Wednesday, March 31, 2010

And I shall call it "Foreign Key Cascade Delete"

I know it sounds kind of stupid trying to implement cascade delete in T-SQL, when all you have to do is to activate the "cascade delete" option on each foreign key within the association graph. Similarly stupid as implementing referential integrity by hand.

But imagine a case where you generally don't want cascade delete in normal production mode (because no user should be able to delete a parent row which has any child rows still referencing it). And unfortunately there are those rare occasions, when just for the moment, for one single parent row, cascade delete would make sense again, because you really have to get rid of it, only exceptionally.

Of course one could simply activate cascade deletes for this single transaction. But I don't like to change database schemas in production.

The guys at sqlteam.com came up with a different solution: A stored procedure, invoked recursively, traversing over all foreign key relations and deleting child rows bottom-up.

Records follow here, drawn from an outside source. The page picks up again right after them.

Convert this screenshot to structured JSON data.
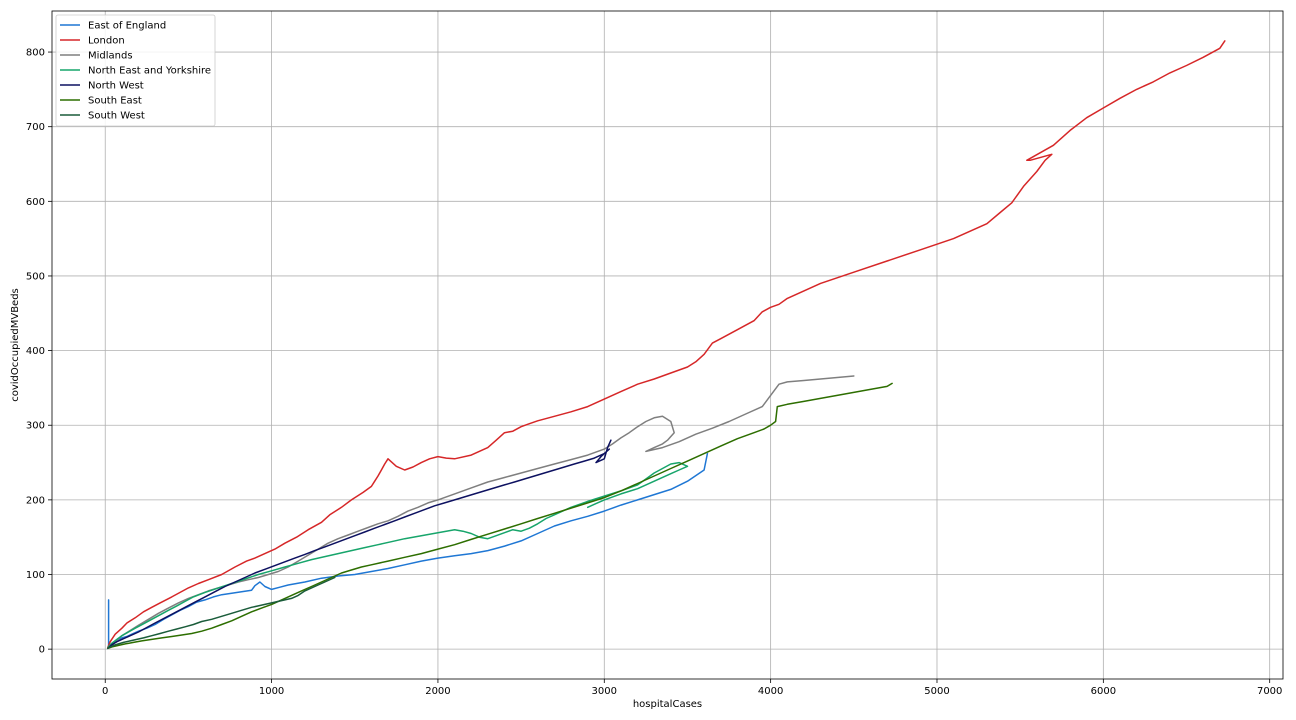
{
  "chart_data": {
    "type": "line",
    "title": "",
    "xlabel": "hospitalCases",
    "ylabel": "covidOccupiedMVBeds",
    "xlim": [
      -320,
      7080
    ],
    "ylim": [
      -40,
      855
    ],
    "xticks": [
      0,
      1000,
      2000,
      3000,
      4000,
      5000,
      6000,
      7000
    ],
    "yticks": [
      0,
      100,
      200,
      300,
      400,
      500,
      600,
      700,
      800
    ],
    "grid": true,
    "legend_position": "top-left",
    "series": [
      {
        "name": "East of England",
        "color": "#1f77d4",
        "x": [
          20,
          20,
          25,
          40,
          60,
          80,
          100,
          130,
          160,
          200,
          250,
          300,
          350,
          400,
          450,
          500,
          550,
          600,
          650,
          700,
          760,
          820,
          880,
          900,
          930,
          960,
          1000,
          1050,
          1100,
          1200,
          1300,
          1400,
          1500,
          1600,
          1700,
          1800,
          1900,
          2000,
          2100,
          2200,
          2300,
          2350,
          2400,
          2500,
          2600,
          2700,
          2800,
          2900,
          3000,
          3100,
          3200,
          3300,
          3400,
          3500,
          3600,
          3620
        ],
        "y": [
          66,
          5,
          3,
          6,
          10,
          13,
          15,
          17,
          20,
          24,
          28,
          33,
          40,
          46,
          52,
          57,
          63,
          66,
          70,
          73,
          75,
          77,
          79,
          85,
          90,
          84,
          80,
          83,
          86,
          90,
          95,
          98,
          100,
          104,
          108,
          113,
          118,
          122,
          125,
          128,
          132,
          135,
          138,
          145,
          155,
          165,
          172,
          178,
          185,
          193,
          200,
          207,
          214,
          225,
          240,
          262
        ]
      },
      {
        "name": "London",
        "color": "#d62728",
        "x": [
          15,
          30,
          60,
          100,
          130,
          180,
          230,
          280,
          330,
          400,
          450,
          500,
          560,
          620,
          700,
          780,
          850,
          900,
          960,
          1020,
          1080,
          1150,
          1220,
          1300,
          1350,
          1420,
          1480,
          1550,
          1600,
          1620,
          1640,
          1660,
          1680,
          1700,
          1750,
          1800,
          1850,
          1900,
          1950,
          2000,
          2050,
          2100,
          2200,
          2300,
          2350,
          2400,
          2450,
          2500,
          2550,
          2600,
          2700,
          2800,
          2900,
          3000,
          3100,
          3200,
          3300,
          3400,
          3500,
          3550,
          3600,
          3650,
          3700,
          3800,
          3900,
          3950,
          4000,
          4050,
          4100,
          4200,
          4300,
          4500,
          4700,
          4900,
          5100,
          5300,
          5380,
          5450,
          5520,
          5600,
          5650,
          5690,
          5560,
          5540,
          5700,
          5800,
          5900,
          6000,
          6100,
          6200,
          6300,
          6400,
          6500,
          6600,
          6700,
          6730
        ],
        "y": [
          2,
          10,
          20,
          28,
          35,
          42,
          50,
          56,
          62,
          70,
          76,
          82,
          88,
          93,
          100,
          110,
          118,
          122,
          128,
          134,
          142,
          150,
          160,
          170,
          180,
          190,
          200,
          210,
          218,
          225,
          232,
          240,
          248,
          255,
          245,
          240,
          244,
          250,
          255,
          258,
          256,
          255,
          260,
          270,
          280,
          290,
          292,
          298,
          302,
          306,
          312,
          318,
          325,
          335,
          345,
          355,
          362,
          370,
          378,
          385,
          395,
          410,
          416,
          428,
          440,
          452,
          458,
          462,
          470,
          480,
          490,
          505,
          520,
          535,
          550,
          570,
          585,
          598,
          620,
          640,
          655,
          663,
          655,
          655,
          675,
          695,
          712,
          725,
          738,
          750,
          760,
          772,
          782,
          793,
          805,
          815
        ]
      },
      {
        "name": "Midlands",
        "color": "#7f7f7f",
        "x": [
          20,
          40,
          70,
          100,
          150,
          200,
          260,
          320,
          380,
          440,
          500,
          560,
          620,
          680,
          740,
          800,
          860,
          920,
          980,
          1040,
          1100,
          1160,
          1220,
          1280,
          1340,
          1400,
          1460,
          1520,
          1580,
          1640,
          1700,
          1760,
          1820,
          1880,
          1940,
          2000,
          2100,
          2200,
          2300,
          2400,
          2500,
          2600,
          2700,
          2800,
          2900,
          3000,
          3050,
          3100,
          3150,
          3200,
          3250,
          3300,
          3350,
          3400,
          3420,
          3380,
          3350,
          3300,
          3250,
          3350,
          3450,
          3550,
          3650,
          3750,
          3850,
          3950,
          4000,
          4050,
          4100,
          4200,
          4300,
          4400,
          4500
        ],
        "y": [
          2,
          6,
          12,
          18,
          25,
          32,
          40,
          48,
          55,
          62,
          68,
          73,
          78,
          82,
          86,
          90,
          93,
          96,
          100,
          104,
          110,
          118,
          126,
          134,
          142,
          148,
          153,
          158,
          163,
          168,
          172,
          178,
          185,
          190,
          196,
          200,
          208,
          216,
          224,
          230,
          236,
          242,
          248,
          254,
          260,
          268,
          275,
          283,
          290,
          298,
          305,
          310,
          312,
          305,
          290,
          280,
          275,
          270,
          265,
          270,
          278,
          288,
          296,
          305,
          315,
          325,
          340,
          355,
          358,
          360,
          362,
          364,
          366
        ]
      },
      {
        "name": "North East and Yorkshire",
        "color": "#17a56b",
        "x": [
          18,
          40,
          70,
          100,
          140,
          180,
          230,
          280,
          330,
          380,
          430,
          480,
          530,
          600,
          680,
          760,
          840,
          920,
          1000,
          1080,
          1160,
          1240,
          1320,
          1400,
          1480,
          1560,
          1640,
          1720,
          1800,
          1900,
          2000,
          2100,
          2150,
          2200,
          2250,
          2300,
          2350,
          2400,
          2450,
          2500,
          2550,
          2600,
          2650,
          2700,
          2800,
          2900,
          3000,
          3100,
          3200,
          3250,
          3300,
          3350,
          3400,
          3450,
          3500,
          3450,
          3400,
          3300,
          3200,
          3100,
          3000,
          2950,
          2900
        ],
        "y": [
          3,
          8,
          13,
          18,
          23,
          28,
          34,
          40,
          46,
          52,
          58,
          64,
          70,
          76,
          82,
          88,
          94,
          100,
          105,
          110,
          115,
          120,
          124,
          128,
          132,
          136,
          140,
          144,
          148,
          152,
          156,
          160,
          158,
          155,
          150,
          148,
          152,
          156,
          160,
          158,
          162,
          168,
          175,
          180,
          190,
          198,
          205,
          212,
          220,
          228,
          236,
          242,
          248,
          250,
          245,
          240,
          235,
          225,
          215,
          208,
          200,
          195,
          190
        ]
      },
      {
        "name": "North West",
        "color": "#0d1160",
        "x": [
          20,
          40,
          70,
          110,
          150,
          200,
          250,
          300,
          360,
          420,
          480,
          540,
          600,
          660,
          720,
          780,
          840,
          900,
          960,
          1020,
          1080,
          1140,
          1200,
          1260,
          1320,
          1380,
          1440,
          1500,
          1560,
          1620,
          1680,
          1740,
          1800,
          1860,
          1920,
          1980,
          2040,
          2100,
          2160,
          2220,
          2280,
          2340,
          2400,
          2460,
          2520,
          2580,
          2640,
          2700,
          2760,
          2820,
          2880,
          2940,
          3000,
          3030,
          2980,
          2950,
          3000,
          3020,
          3040
        ],
        "y": [
          2,
          6,
          10,
          14,
          18,
          23,
          29,
          35,
          42,
          49,
          56,
          63,
          70,
          77,
          84,
          90,
          96,
          102,
          107,
          112,
          117,
          122,
          127,
          132,
          137,
          142,
          147,
          152,
          157,
          162,
          167,
          172,
          177,
          182,
          187,
          192,
          196,
          200,
          204,
          208,
          212,
          216,
          220,
          224,
          228,
          232,
          236,
          240,
          244,
          248,
          252,
          256,
          262,
          268,
          258,
          250,
          255,
          270,
          280
        ]
      },
      {
        "name": "South East",
        "color": "#2d6e00",
        "x": [
          15,
          40,
          80,
          120,
          170,
          220,
          280,
          340,
          400,
          460,
          520,
          580,
          640,
          700,
          760,
          820,
          880,
          940,
          1000,
          1060,
          1120,
          1180,
          1240,
          1300,
          1360,
          1420,
          1480,
          1540,
          1600,
          1700,
          1800,
          1900,
          2000,
          2100,
          2200,
          2300,
          2400,
          2500,
          2600,
          2700,
          2800,
          2900,
          3000,
          3100,
          3200,
          3300,
          3400,
          3500,
          3600,
          3700,
          3800,
          3900,
          3960,
          4000,
          4030,
          4040,
          4100,
          4200,
          4300,
          4400,
          4500,
          4600,
          4700,
          4730
        ],
        "y": [
          1,
          3,
          5,
          7,
          9,
          11,
          13,
          15,
          17,
          19,
          21,
          24,
          28,
          33,
          38,
          44,
          50,
          55,
          60,
          66,
          72,
          78,
          84,
          90,
          96,
          102,
          106,
          110,
          113,
          118,
          123,
          128,
          134,
          140,
          147,
          154,
          161,
          168,
          175,
          182,
          189,
          196,
          203,
          212,
          222,
          232,
          242,
          252,
          262,
          272,
          282,
          290,
          295,
          300,
          305,
          325,
          328,
          332,
          336,
          340,
          344,
          348,
          352,
          356
        ]
      },
      {
        "name": "South West",
        "color": "#1a5c3a",
        "x": [
          15,
          30,
          50,
          80,
          110,
          150,
          190,
          230,
          280,
          330,
          380,
          430,
          480,
          530,
          580,
          640,
          700,
          760,
          820,
          880,
          920,
          960,
          1000,
          1040,
          1080,
          1120,
          1160,
          1200,
          1260,
          1320,
          1380
        ],
        "y": [
          1,
          3,
          5,
          7,
          9,
          11,
          13,
          15,
          18,
          21,
          24,
          27,
          30,
          33,
          37,
          40,
          44,
          48,
          52,
          56,
          58,
          60,
          62,
          64,
          66,
          68,
          72,
          78,
          84,
          90,
          96
        ]
      }
    ]
  }
}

Sounded nice, but did not work in our case. The approach was based on nested subqueries, and from about 8 nested queries on, SqlServer refused to even calculate a query execution plan (I do have sympathy for SqlServer here, I wouldn't enjoy building an execution plan on queries like this either. And even with a plan, the performance would most likely be extremely poor). Plus the script could not handle foreign key relation cycles (I mean cycles on a table-basis, not on a row-basis; the latter can't be solved anyway), a fact that caused a stored procedure "stack overflow" (the limit is 32 recursive calls) on our database.

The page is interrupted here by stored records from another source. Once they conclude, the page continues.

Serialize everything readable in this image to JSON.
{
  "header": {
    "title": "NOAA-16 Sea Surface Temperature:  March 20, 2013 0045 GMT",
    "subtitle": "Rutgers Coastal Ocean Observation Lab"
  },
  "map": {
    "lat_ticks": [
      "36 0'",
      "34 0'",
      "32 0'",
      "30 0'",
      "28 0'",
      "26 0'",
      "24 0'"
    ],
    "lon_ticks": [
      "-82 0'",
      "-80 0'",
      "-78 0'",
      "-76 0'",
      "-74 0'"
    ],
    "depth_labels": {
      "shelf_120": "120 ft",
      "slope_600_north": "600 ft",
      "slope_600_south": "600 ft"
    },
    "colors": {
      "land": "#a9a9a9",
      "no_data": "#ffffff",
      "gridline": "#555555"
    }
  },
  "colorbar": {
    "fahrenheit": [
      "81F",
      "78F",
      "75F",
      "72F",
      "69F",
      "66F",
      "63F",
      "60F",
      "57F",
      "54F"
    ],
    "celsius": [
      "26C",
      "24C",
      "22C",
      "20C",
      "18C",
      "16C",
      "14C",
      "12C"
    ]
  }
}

I then started to adapt the sqlteam.com script in order to make it work, and was about halfway done, when I noticed that commentator GreySky had already provided a solution which was following the same approach I had planned for. He solved the execution plan / performance issue by storing parent primary key values in a temptable, together with information about the current call level, so that the delete criteria would be ONE simple IN-subselect instead of many nested subselects.

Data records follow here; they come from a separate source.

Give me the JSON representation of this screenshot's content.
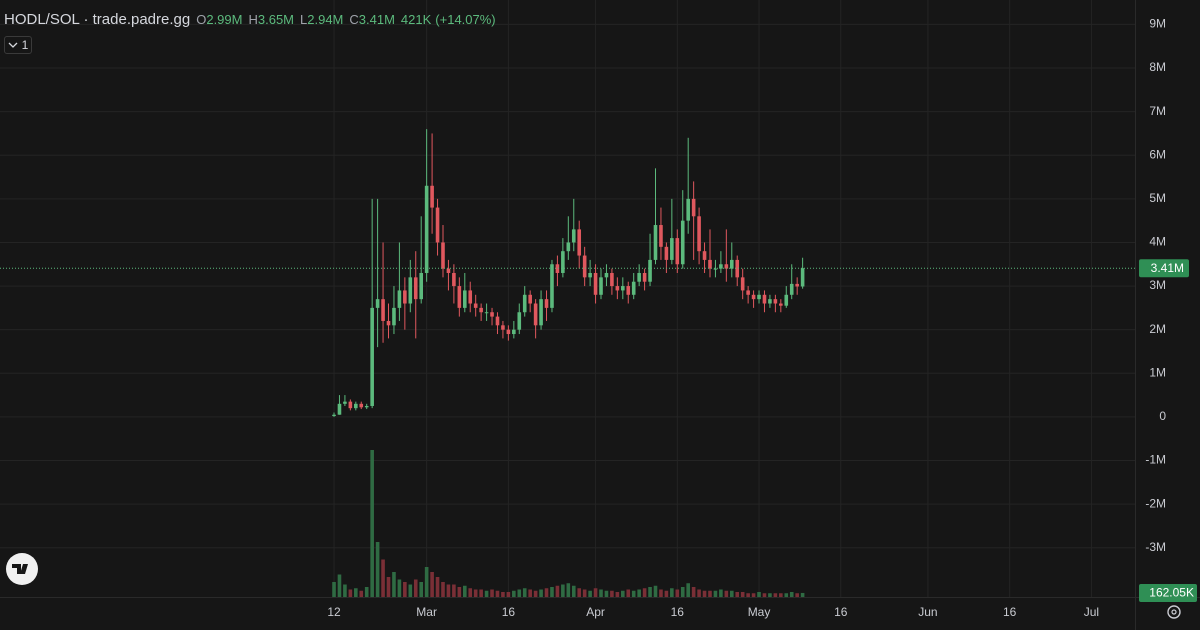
{
  "header": {
    "symbol": "HODL/SOL · trade.padre.gg",
    "ohlc": [
      {
        "key": "O",
        "value": "2.99M"
      },
      {
        "key": "H",
        "value": "3.65M"
      },
      {
        "key": "L",
        "value": "2.94M"
      },
      {
        "key": "C",
        "value": "3.41M"
      }
    ],
    "change": "421K",
    "change_pct": "(+14.07%)",
    "indicator_count": "1"
  },
  "chart_data": {
    "type": "candlestick",
    "x": [
      0,
      1,
      2,
      3,
      4,
      5,
      6,
      7,
      8,
      9,
      10,
      11,
      12,
      13,
      14,
      15,
      16,
      17,
      18,
      19,
      20,
      21,
      22,
      23,
      24,
      25,
      26,
      27,
      28,
      29,
      30,
      31,
      32,
      33,
      34,
      35,
      36,
      37,
      38,
      39,
      40,
      41,
      42,
      43,
      44,
      45,
      46,
      47,
      48,
      49,
      50,
      51,
      52,
      53,
      54,
      55,
      56,
      57,
      58,
      59,
      60,
      61,
      62,
      63,
      64,
      65,
      66,
      67,
      68,
      69,
      70,
      71,
      72,
      73,
      74,
      75,
      76,
      77,
      78,
      79,
      80,
      81,
      82,
      83,
      84,
      85,
      86
    ],
    "open": [
      0.02,
      0.05,
      0.3,
      0.35,
      0.2,
      0.3,
      0.22,
      0.25,
      2.5,
      2.7,
      2.2,
      2.1,
      2.5,
      2.9,
      2.6,
      3.2,
      2.7,
      3.3,
      5.3,
      4.8,
      4.0,
      3.4,
      3.3,
      3.0,
      2.5,
      2.9,
      2.6,
      2.5,
      2.4,
      2.4,
      2.3,
      2.1,
      2.0,
      1.9,
      2.0,
      2.4,
      2.8,
      2.6,
      2.1,
      2.7,
      2.5,
      3.5,
      3.3,
      3.8,
      4.0,
      4.3,
      3.7,
      3.2,
      3.3,
      2.8,
      3.2,
      3.3,
      3.0,
      2.9,
      3.0,
      2.8,
      3.1,
      3.3,
      3.1,
      3.6,
      4.4,
      3.9,
      3.6,
      4.1,
      3.5,
      4.5,
      5.0,
      4.6,
      3.8,
      3.6,
      3.4,
      3.4,
      3.5,
      3.4,
      3.6,
      3.2,
      2.9,
      2.8,
      2.7,
      2.8,
      2.6,
      2.7,
      2.6,
      2.55,
      2.8,
      3.05,
      2.99
    ],
    "high": [
      0.1,
      0.5,
      0.5,
      0.4,
      0.35,
      0.35,
      0.3,
      5.0,
      5.0,
      4.0,
      2.6,
      3.0,
      4.0,
      3.2,
      3.6,
      3.8,
      4.6,
      6.6,
      6.5,
      5.0,
      4.4,
      3.6,
      3.5,
      3.2,
      3.3,
      3.1,
      2.8,
      2.6,
      2.6,
      2.5,
      2.4,
      2.2,
      2.1,
      2.2,
      2.6,
      3.0,
      2.9,
      2.7,
      2.9,
      2.9,
      3.6,
      3.7,
      4.1,
      4.6,
      5.0,
      4.5,
      3.9,
      3.6,
      3.5,
      3.4,
      3.5,
      3.4,
      3.2,
      3.2,
      3.1,
      3.3,
      3.5,
      3.4,
      4.2,
      5.7,
      4.8,
      4.0,
      5.0,
      4.3,
      5.2,
      6.4,
      5.4,
      4.8,
      4.0,
      4.3,
      3.6,
      3.8,
      4.3,
      4.0,
      3.7,
      3.4,
      3.0,
      2.9,
      2.9,
      2.9,
      2.8,
      2.8,
      2.7,
      3.0,
      3.5,
      3.2,
      3.65
    ],
    "low": [
      0,
      0.05,
      0.25,
      0.15,
      0.15,
      0.18,
      0.18,
      0.2,
      1.6,
      1.7,
      1.8,
      1.9,
      2.2,
      2.0,
      2.4,
      1.8,
      2.6,
      3.1,
      4.2,
      3.7,
      3.2,
      2.9,
      2.6,
      2.3,
      2.4,
      2.4,
      2.3,
      2.2,
      2.2,
      2.1,
      1.9,
      1.8,
      1.75,
      1.8,
      1.9,
      2.3,
      2.4,
      1.8,
      2.0,
      2.2,
      2.4,
      3.0,
      3.2,
      3.6,
      3.8,
      3.4,
      3.0,
      3.0,
      2.6,
      2.7,
      3.0,
      2.8,
      2.7,
      2.7,
      2.6,
      2.7,
      3.0,
      2.9,
      3.0,
      3.5,
      3.6,
      3.3,
      3.5,
      3.3,
      3.4,
      4.2,
      3.6,
      3.5,
      3.3,
      3.2,
      3.2,
      3.3,
      3.1,
      3.2,
      3.0,
      2.7,
      2.6,
      2.5,
      2.6,
      2.4,
      2.5,
      2.4,
      2.4,
      2.5,
      2.7,
      2.8,
      2.94
    ],
    "close": [
      0.05,
      0.3,
      0.35,
      0.2,
      0.3,
      0.22,
      0.25,
      2.5,
      2.7,
      2.2,
      2.1,
      2.5,
      2.9,
      2.6,
      3.2,
      2.7,
      3.3,
      5.3,
      4.8,
      4.0,
      3.4,
      3.3,
      3.0,
      2.5,
      2.9,
      2.6,
      2.5,
      2.4,
      2.4,
      2.3,
      2.1,
      2.0,
      1.9,
      2.0,
      2.4,
      2.8,
      2.6,
      2.1,
      2.7,
      2.5,
      3.5,
      3.3,
      3.8,
      4.0,
      4.3,
      3.7,
      3.2,
      3.3,
      2.8,
      3.2,
      3.3,
      3.0,
      2.9,
      3.0,
      2.8,
      3.1,
      3.3,
      3.1,
      3.6,
      4.4,
      3.9,
      3.6,
      4.1,
      3.5,
      4.5,
      5.0,
      4.6,
      3.8,
      3.6,
      3.4,
      3.4,
      3.5,
      3.4,
      3.6,
      3.2,
      2.9,
      2.8,
      2.7,
      2.8,
      2.6,
      2.7,
      2.6,
      2.55,
      2.8,
      3.05,
      2.99,
      3.41
    ],
    "volume": [
      600,
      900,
      500,
      300,
      350,
      250,
      400,
      5880,
      2200,
      1500,
      800,
      1000,
      700,
      600,
      500,
      700,
      600,
      1200,
      1000,
      800,
      600,
      500,
      500,
      400,
      450,
      350,
      300,
      300,
      250,
      300,
      250,
      200,
      200,
      250,
      300,
      350,
      300,
      250,
      300,
      350,
      400,
      450,
      500,
      550,
      450,
      350,
      300,
      250,
      350,
      300,
      250,
      250,
      200,
      250,
      300,
      250,
      300,
      350,
      400,
      450,
      300,
      250,
      350,
      300,
      400,
      550,
      400,
      300,
      250,
      250,
      250,
      300,
      250,
      250,
      200,
      200,
      150,
      150,
      200,
      150,
      150,
      150,
      150,
      150,
      200,
      150,
      162.05
    ],
    "colors": {
      "up": "#5cba7d",
      "down": "#e0585e",
      "volume_up": "#2f6b43",
      "volume_down": "#7a2f36"
    },
    "xlim": [
      -61.3,
      147
    ],
    "xticks": [
      {
        "value": 0,
        "label": "12"
      },
      {
        "value": 17,
        "label": "Mar"
      },
      {
        "value": 32,
        "label": "16"
      },
      {
        "value": 48,
        "label": "Apr"
      },
      {
        "value": 63,
        "label": "16"
      },
      {
        "value": 78,
        "label": "May"
      },
      {
        "value": 93,
        "label": "16"
      },
      {
        "value": 109,
        "label": "Jun"
      },
      {
        "value": 124,
        "label": "16"
      },
      {
        "value": 139,
        "label": "Jul"
      }
    ],
    "ylim": [
      -4.13,
      9.56
    ],
    "yticks": [
      {
        "value": 9,
        "label": "9M"
      },
      {
        "value": 8,
        "label": "8M"
      },
      {
        "value": 7,
        "label": "7M"
      },
      {
        "value": 6,
        "label": "6M"
      },
      {
        "value": 5,
        "label": "5M"
      },
      {
        "value": 4,
        "label": "4M"
      },
      {
        "value": 3,
        "label": "3M"
      },
      {
        "value": 2,
        "label": "2M"
      },
      {
        "value": 1,
        "label": "1M"
      },
      0,
      {
        "value": -1,
        "label": "-1M"
      },
      {
        "value": -2,
        "label": "-2M"
      },
      {
        "value": -3,
        "label": "-3M"
      }
    ],
    "y2lim": [
      0,
      23880
    ],
    "last_price": {
      "value": 3.41,
      "label": "3.41M"
    },
    "last_volume": {
      "value": 162.05,
      "label": "162.05K"
    },
    "grid": true
  }
}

So GreySky's script worked fine, with the exception that it still did not handle cycles in foreign key relations. But at this point, with a temptable holding all parent primary keys at hand, this was a simple task. I only had to add an extra column storing the table name that the primary keys belonged to. Thus it was possible to extend the statement's where-criteria to "visit" only those child rows, that had not been marked for deletion before. (Nearly) like Dijkstra's algorithm, you know ;-) Works like a charm!